Эксплуатация мира литературой особенно усилилась за последние сто лет. Не осталось уже профессии, ремесла, искусства, любого вида труда, ранее не замечаемого литературой, не осталось ни одного тайника жизни, куда бы не проник взгляд писателя. Писатель все исследует, переживет, осмыслит, откроет истинное значение или неожиданную прелесть любого явления. Политика, армия, общественная администрация вошли в роман, новеллу, сатиру: из захолустных, пыльных канцелярий были извлечены скромные чиновники и введены в трагедию некогда заповедную область полубогов и королей. Школа от начальной и до университета расцвела стихами, воспоминаниями, обрела своих эпиков и моралистов. Железные дороги, мосты, плотины, фабрики, небоскребы, штольни, витрины, почты, телеграфные провода, когда-то столь мало привлекавшие поэтов, обросли пластами описаний, им поэты отдают свои чувства, свои волнения. Сегодня уже никто не побоится воспевать технику, как никому не придет в голову отказаться от нее в жизни. Более того, за каждым новым открытием или изобретением гоняются писательские перья, как и каждую экспедицию к полюсу, в Гималаи, на дно океана подстерегают не только репортеры, но и писатели, жаждущие написать о вещах, еще никем не виденных, имена некоторых из них фигурируют в списке лиц, готовых совершить полет на первой же межпланетной ракете.

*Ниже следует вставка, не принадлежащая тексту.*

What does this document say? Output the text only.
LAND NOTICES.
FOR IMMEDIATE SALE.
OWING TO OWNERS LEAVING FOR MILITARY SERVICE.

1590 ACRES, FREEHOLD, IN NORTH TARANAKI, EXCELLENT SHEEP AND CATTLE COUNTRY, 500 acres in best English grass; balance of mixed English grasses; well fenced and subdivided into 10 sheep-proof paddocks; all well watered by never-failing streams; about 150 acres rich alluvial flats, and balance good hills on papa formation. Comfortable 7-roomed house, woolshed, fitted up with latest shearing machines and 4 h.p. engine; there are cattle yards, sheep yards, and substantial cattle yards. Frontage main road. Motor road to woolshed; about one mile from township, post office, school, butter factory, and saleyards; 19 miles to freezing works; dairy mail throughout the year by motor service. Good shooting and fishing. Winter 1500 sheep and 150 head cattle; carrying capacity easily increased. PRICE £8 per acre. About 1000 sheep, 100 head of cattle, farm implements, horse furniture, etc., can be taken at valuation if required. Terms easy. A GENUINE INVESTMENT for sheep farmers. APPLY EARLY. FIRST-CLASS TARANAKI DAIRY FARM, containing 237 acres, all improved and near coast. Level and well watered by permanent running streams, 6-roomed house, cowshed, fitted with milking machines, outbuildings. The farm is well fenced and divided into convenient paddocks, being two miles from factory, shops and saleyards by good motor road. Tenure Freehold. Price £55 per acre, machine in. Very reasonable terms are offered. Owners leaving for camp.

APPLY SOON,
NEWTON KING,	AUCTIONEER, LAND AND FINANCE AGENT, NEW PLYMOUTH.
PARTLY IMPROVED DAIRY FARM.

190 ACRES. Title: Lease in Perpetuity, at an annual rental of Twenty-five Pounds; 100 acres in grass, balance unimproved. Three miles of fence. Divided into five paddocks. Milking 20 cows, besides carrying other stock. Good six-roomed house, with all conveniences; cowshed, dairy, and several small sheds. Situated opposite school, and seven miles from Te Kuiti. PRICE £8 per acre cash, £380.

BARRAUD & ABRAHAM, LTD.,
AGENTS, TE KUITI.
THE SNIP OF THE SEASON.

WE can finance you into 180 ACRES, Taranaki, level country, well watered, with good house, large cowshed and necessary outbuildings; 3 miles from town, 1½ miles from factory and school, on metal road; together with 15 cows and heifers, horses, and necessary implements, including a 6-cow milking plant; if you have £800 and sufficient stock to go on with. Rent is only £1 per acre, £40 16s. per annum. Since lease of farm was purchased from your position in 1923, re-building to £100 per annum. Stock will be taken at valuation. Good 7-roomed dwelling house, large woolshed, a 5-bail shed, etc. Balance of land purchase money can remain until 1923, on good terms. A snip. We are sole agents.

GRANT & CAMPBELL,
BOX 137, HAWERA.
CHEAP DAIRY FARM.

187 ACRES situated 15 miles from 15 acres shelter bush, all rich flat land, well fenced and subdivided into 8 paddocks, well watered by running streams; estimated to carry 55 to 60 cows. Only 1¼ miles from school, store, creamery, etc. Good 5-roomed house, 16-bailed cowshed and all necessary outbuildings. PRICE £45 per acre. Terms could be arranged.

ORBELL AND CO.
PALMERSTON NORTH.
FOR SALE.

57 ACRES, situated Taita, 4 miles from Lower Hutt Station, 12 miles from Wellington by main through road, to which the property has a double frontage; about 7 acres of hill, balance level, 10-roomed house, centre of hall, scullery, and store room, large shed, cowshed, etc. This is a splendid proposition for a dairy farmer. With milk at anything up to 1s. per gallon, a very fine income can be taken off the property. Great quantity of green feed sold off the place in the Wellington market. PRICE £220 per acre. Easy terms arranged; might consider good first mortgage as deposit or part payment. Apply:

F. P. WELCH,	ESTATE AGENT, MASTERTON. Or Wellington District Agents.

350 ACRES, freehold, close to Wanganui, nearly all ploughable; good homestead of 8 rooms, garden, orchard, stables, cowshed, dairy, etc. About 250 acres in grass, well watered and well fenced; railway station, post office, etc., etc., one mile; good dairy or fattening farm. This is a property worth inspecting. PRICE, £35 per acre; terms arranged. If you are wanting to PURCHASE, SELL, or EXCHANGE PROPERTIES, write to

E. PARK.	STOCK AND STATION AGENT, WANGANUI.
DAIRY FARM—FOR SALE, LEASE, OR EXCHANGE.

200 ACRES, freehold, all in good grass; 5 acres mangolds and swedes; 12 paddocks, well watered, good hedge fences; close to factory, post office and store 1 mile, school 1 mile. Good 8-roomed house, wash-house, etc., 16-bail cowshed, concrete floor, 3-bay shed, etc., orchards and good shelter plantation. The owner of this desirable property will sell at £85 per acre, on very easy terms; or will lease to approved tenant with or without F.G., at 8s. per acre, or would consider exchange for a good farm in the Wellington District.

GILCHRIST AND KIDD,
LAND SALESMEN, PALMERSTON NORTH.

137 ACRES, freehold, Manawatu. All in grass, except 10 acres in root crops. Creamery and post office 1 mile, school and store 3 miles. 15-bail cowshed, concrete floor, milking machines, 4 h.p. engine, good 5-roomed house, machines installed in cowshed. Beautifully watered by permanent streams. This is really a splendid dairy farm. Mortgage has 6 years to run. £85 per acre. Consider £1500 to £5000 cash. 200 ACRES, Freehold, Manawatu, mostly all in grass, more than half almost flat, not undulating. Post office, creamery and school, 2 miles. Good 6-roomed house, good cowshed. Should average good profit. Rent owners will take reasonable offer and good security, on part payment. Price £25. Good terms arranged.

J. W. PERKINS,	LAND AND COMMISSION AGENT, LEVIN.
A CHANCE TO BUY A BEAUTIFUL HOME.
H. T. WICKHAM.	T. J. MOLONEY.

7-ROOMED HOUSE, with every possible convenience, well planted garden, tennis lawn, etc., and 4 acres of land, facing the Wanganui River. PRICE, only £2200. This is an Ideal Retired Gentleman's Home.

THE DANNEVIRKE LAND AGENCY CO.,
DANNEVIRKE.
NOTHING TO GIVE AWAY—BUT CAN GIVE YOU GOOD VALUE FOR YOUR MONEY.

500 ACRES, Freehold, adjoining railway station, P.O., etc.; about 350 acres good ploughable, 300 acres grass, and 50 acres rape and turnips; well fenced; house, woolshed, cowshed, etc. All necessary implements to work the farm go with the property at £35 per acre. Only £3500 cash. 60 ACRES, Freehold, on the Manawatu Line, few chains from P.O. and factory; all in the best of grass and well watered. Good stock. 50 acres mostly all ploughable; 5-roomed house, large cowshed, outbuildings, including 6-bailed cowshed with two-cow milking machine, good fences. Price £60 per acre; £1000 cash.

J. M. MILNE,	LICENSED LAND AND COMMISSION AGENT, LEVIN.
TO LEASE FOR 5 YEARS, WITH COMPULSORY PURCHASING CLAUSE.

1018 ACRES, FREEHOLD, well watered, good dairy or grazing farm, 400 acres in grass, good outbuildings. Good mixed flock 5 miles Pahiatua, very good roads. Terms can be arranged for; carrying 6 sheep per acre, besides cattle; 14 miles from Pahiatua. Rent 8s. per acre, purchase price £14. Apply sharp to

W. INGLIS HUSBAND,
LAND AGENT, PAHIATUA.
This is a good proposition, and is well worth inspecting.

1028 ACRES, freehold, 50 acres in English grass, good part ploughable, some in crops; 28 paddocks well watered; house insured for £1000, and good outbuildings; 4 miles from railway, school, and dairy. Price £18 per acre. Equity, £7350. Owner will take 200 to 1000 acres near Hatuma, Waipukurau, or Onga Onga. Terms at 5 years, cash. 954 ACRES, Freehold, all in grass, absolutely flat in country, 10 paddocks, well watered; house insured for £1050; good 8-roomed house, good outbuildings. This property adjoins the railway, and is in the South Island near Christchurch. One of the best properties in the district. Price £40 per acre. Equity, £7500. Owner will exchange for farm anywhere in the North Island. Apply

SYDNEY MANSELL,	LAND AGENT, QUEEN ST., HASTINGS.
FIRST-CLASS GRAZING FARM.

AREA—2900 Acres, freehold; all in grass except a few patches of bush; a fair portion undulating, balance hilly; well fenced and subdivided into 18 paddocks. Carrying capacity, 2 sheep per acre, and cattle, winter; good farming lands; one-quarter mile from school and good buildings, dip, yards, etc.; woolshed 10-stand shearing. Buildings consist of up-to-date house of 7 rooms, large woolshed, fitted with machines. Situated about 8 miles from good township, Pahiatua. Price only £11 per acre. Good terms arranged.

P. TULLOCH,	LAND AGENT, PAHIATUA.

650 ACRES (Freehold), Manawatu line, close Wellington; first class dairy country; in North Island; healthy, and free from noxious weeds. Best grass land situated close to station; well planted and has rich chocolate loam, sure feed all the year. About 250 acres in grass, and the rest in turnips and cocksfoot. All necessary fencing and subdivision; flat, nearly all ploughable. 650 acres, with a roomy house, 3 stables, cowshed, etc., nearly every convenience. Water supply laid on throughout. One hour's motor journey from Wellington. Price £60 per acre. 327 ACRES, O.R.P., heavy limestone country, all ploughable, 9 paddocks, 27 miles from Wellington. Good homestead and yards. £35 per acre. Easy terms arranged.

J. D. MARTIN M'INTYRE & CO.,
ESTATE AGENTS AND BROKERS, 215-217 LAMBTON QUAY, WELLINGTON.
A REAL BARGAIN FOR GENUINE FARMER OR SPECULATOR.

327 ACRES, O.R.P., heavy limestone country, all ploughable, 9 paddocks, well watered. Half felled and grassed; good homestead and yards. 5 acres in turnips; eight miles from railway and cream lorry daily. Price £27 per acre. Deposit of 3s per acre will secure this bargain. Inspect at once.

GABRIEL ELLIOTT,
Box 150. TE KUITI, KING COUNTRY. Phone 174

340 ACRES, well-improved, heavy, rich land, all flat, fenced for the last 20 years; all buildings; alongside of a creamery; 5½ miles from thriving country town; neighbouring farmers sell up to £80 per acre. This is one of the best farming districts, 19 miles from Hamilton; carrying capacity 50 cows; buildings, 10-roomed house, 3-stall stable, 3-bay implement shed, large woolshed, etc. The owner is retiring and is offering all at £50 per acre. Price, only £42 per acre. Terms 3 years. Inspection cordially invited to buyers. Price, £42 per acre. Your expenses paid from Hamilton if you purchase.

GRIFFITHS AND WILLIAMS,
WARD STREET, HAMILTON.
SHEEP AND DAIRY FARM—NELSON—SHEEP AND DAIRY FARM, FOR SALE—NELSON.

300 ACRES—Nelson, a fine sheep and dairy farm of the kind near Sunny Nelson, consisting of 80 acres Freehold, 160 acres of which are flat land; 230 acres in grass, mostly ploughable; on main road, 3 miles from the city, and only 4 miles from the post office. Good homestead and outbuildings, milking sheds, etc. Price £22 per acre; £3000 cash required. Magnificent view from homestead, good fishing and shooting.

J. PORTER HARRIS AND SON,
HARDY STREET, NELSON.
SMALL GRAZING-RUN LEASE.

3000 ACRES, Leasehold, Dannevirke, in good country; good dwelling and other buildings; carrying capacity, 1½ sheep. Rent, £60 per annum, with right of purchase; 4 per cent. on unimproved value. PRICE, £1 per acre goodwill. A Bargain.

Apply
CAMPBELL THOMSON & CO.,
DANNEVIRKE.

Повседневность со всем своим будничным и обыденным, как и необычным и ярким, берет реванш за пренебрежение, с каким поэзия прошлых веков отстраняла ее от своего великого праздника. Гомер первый золотыми колесницами царей согнал с дороги тех, кто от колыбели до могилы пешком проходит свой жизненный путь, надо напрячь зрение, чтобы за блестящим сонмом гомеровских героев разглядеть иную толпу - из деревень, ремесленных цехов, лачуг невольников. Но вот из глухого угла Греции, из Беотии, раздается голос Гесиода, прославляющего труд и жизнь безымянных жрецов святой религии хлеба. Явление, заслужившее внимание еще в древности: каждый из этих двух поэтов опирался на иной класс, один из них пришел словно для того, чтобы исправить ошибку предшественника. Легенды, повествования, анекдоты на протяжении всей античности рассказывали об этом соперничестве, и далеко не всегда во мнении людей выходил победителем Гомер. Гесиод - самый древний и один из самых почитаемых представителей этой "другой" литературы, которая вопреки модам, предубеждениям, предрассудкам сильных мира сего покидала наскучившие дворцы и замки и спускалась в жилища городской бедноты, в крестьянские хаты.
Уже издавна наука поставляет материал для литературы. Ксенофонт и Эмпедокл прекрасным гекзаметром излагали не только свои философские концепции, но и наблюдения над природой, размышления о таинственной прелести явлений жизни. Лукреций повторил их поэтические опыты в книге "О природе вещей", а Данте - в песнях "Рая". Земледелие, охота, садоводство, мореплавание, даже грамматика и гастрономия требовали поэтического воплощения, что в конце концов было осмеяно и от чего поэты позже отказались. Кто может поручиться, что не появится поэма о строении атома? Я бы этому совсем не удивился: в современной физике таятся возможности для великой поэзии, беда только в том, что в физике все быстро устаревает и нейтрон будет звучать как рифма для флогистона. Но если воспевающая их поэма окажется прекрасной, это ей не повредит, точно так же как птоломеевское небо не портит терцин "Божественной комедии".
Было бы свидетельством духовной пустоты нашего времени, если бы его литература оказалась неспособной выразить восхищение Вселенной, какой ее творит современный человек. Он научился эту Вселенную исследовать, измерять и взвешивать, усовершенствовал свое зрение и может проникать взглядом в туманности, отделенные сотнями миллионов световых лет, а в атоме открыть отблеск бесконечности. Он пробудил такие силы природы, по сравнению с которыми вся демонология прошлых веков выглядит кукольным театром.
Никогда еще перед поэтическим воображением не открывались такие огромные просторы, и прозе Метерлинка, даже самым лучшим ее страницам, с ними не совладать.